Umag-Srvar

A Détroit, au mois de juin, en 2014, la sen­sa­tion d’é­trangeté était com­plète, mais depuis, je n’avais plus fréquen­té de lieu aus­si inat­ten­du, et voici Umag. Bien sûr, il faut imag­in­er que nous ne sommes pas en péri­ode nor­male, mais com­ment, lorsqu’on se couche et se réveille, mange et boit et dort, bref lorsqu’on rem­plit ses journées comme tout indi­vidu banal tenu au défi de la vie, invo­quer sans cesse, devant l’é­ton­nant spec­ta­cle, le fait que la péri­ode n’est pas nor­male? L’ef­fort dépasse de beau­coup mes capac­ités (c’est d’ailleurs le dan­ger bien pesé de toute mod­i­fi­ca­tion pro­gram­mée du réel quand bien même ne dur­erait-elle que quelques min­utes).
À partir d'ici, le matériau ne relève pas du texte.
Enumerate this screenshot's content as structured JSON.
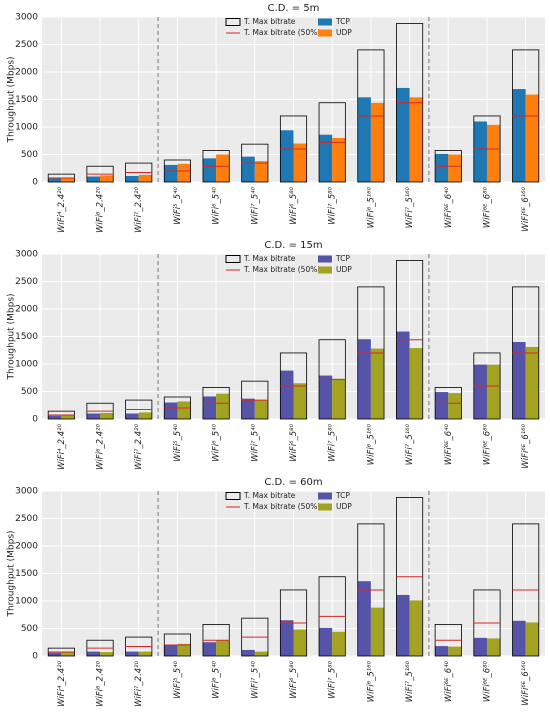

En tout cas, je n’avais jamais vu, jamais vécu, depuis mes trente jours d’er­rance dans Détroit, pareil lieu. Les habi­tants sont sym­pa­thiques, un peu rus­tres peut-être ou si l’on veut — car je n’ou­blie pas que je suis un dégénéré de Suisse — sim­ples, autrement dit, pleins de bon sens. S’ils vous aident? Mais oui. Il suf­fit de deman­der. Je fais d’ailleurs en Croat­ie, l’ex­péri­ence d’une sécu­rité dont je ne trou­ve la pareille qu’en Espagne (il faut dire “avoir le sen­ti­ment” plutôt que “faire l’ex­péri­ence”). Mais revenons à l’é­trangeté. Je jur­erais que les habi­tants d’U­mag n’ont aucune idée de ce qui se déroule au-delà de deux kilo­mètres; qu’ils ignorent où se situe leur ville dans la géo­gra­phie régionale; et si le monde existe (hormis à tra­vers les images de télévi­sion, peut-être tournées en stu­dio), ils deman­deront, le jour où ils jugeront en avoir besoin, des preuves solides. Qu’en résulte-t-il? Une con­di­tion que je mesure seule­ment par occa­sion, sous l’ef­fet de l’in­tu­ition : le sus­pend. Ils sont là ces gens de Umag, à Umag, et seront là, et seront encore et tou­jours là. Et si quelque chose vient de l’ex­térieur — ils ne le croient pas — ce sera un événe­ment de la taille du météorite qui a valu aux dinosaures de disparaître.